É, assim, manifesto que a prestação que cabia à Autora no âmbito do contrato de sub-empreitada se tornou impossível por facto imputável apenas à Ré.
É que, num primeiro momento, quando a Ré parou as obras de construção, a mesma incorreu em mora porque não praticou os actos necessários para que a Autora pudesse cumprir a sua obrigação de instalação dos aparelhos – cfr. artigo 802º do CC. Num segundo momento, ao abandonar o projecto em questão, a Ré fez com que a Autora ou quem quer que fosse jamais pudesse instalar os mesmos aparelhos.

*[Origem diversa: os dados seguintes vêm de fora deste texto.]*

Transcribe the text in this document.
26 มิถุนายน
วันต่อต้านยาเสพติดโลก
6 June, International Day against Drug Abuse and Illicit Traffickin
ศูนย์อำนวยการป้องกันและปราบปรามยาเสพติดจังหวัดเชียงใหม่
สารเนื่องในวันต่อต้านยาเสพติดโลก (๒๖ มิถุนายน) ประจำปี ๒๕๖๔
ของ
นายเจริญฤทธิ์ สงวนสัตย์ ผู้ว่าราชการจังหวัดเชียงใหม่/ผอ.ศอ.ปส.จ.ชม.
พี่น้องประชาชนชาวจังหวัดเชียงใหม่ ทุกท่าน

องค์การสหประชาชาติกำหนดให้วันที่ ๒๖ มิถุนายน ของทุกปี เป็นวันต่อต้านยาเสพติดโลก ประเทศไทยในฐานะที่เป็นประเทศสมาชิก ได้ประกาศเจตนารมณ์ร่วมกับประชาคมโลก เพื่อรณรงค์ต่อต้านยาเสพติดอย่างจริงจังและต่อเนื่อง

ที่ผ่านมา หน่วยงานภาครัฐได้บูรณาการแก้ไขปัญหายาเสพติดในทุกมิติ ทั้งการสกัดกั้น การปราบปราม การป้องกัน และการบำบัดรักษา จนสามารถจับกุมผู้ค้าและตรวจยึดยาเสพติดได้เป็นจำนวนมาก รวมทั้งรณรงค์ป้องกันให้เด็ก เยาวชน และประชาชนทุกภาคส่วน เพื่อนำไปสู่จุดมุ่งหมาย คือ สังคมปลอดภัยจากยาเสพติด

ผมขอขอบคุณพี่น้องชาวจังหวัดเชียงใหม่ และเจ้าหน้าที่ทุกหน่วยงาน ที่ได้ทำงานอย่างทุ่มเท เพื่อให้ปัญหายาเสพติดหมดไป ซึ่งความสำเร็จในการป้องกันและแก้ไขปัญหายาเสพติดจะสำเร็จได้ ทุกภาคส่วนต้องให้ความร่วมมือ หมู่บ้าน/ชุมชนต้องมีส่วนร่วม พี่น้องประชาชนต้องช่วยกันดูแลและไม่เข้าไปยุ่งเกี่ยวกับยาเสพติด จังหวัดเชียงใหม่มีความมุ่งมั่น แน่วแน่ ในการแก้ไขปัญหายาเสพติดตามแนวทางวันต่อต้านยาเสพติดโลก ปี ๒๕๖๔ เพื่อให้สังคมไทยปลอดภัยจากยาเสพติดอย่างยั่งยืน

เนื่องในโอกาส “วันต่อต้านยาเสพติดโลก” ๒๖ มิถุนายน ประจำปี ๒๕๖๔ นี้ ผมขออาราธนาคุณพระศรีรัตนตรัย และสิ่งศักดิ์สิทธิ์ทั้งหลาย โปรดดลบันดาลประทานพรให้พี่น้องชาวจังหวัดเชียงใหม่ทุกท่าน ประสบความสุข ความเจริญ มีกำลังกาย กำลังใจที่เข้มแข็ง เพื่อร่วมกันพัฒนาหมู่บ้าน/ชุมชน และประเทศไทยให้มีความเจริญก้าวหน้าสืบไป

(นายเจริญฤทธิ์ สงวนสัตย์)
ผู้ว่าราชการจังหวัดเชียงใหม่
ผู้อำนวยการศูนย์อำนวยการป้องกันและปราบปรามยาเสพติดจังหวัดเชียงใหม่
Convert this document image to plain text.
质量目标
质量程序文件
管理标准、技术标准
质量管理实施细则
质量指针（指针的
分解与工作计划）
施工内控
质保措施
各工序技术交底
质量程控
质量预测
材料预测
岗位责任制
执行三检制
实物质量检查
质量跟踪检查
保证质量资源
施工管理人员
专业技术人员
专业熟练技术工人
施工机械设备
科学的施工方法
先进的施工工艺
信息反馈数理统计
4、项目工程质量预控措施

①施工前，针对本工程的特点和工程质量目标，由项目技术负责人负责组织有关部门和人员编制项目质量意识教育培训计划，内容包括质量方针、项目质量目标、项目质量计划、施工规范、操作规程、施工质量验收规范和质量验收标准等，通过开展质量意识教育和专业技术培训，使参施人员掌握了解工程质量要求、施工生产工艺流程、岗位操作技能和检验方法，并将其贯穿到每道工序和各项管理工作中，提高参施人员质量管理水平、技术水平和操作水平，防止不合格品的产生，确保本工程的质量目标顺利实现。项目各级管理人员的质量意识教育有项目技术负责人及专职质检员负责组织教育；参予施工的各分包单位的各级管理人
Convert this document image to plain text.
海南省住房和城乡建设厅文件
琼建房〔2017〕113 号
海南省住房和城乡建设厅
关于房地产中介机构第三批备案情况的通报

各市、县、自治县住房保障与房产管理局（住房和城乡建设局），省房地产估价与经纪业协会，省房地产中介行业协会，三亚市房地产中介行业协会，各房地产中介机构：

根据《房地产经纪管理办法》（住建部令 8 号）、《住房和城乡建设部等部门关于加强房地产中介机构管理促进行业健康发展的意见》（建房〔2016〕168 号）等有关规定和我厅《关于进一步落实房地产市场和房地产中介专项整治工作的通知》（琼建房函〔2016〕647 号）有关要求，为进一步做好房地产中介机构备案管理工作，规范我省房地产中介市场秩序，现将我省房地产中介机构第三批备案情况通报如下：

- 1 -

Já a mora da Autora na entrega dos aparelhos de ar condicionado em nada afectou a possibilidade de estes mesmos aparelhos serem instalados. Com efeito, os mesmos nunca poderiam ter sido instalados ainda que tivesse sido cumprido o prazo de entrega pelo simples facto de a instalação não podia ser feita antes da conclusão das obras a cargo da Ré.
Ademais, nada ficou provado quanto à alegada obrigação de entrega dos documentos relativos à importação dos aparelhos de ar condicionado e ao seu incumprimento.
Pelo que, não pode proceder a pretensão da Ré.
Nos termos do artigo 779º, nº 1, do CC, “A obrigação extingue-se quando a prestação se torna impossível por causa não imputável ao devedor.”
Assim, fica a Autora exonerada da obrigação de instalação a que estava adstrito.
Em princípio, por força disso, a Ré fica também desonerada da obrigação resultante do contrato de sub-empreitada. Pois, conforme o artigo 784º, nº 1, do CC “Quando no contrato bilateral uma das prestações se torne impossível, fica o credor desobrigado da contraprestação ...”
Porém, “Se a prestação se tornar impossível por causa imputável ao credor, não fica este desobrigado da contraprestação ...” – cfr. artigo 784º, nº 2, do CC.
Ora, como foi já referido, a prestação da Autora tornou-se impossível por facto imputável apenas à Ré. Assim, deve a Ré cumprir a sua obrigação de pagar o preço da sub-empreitada.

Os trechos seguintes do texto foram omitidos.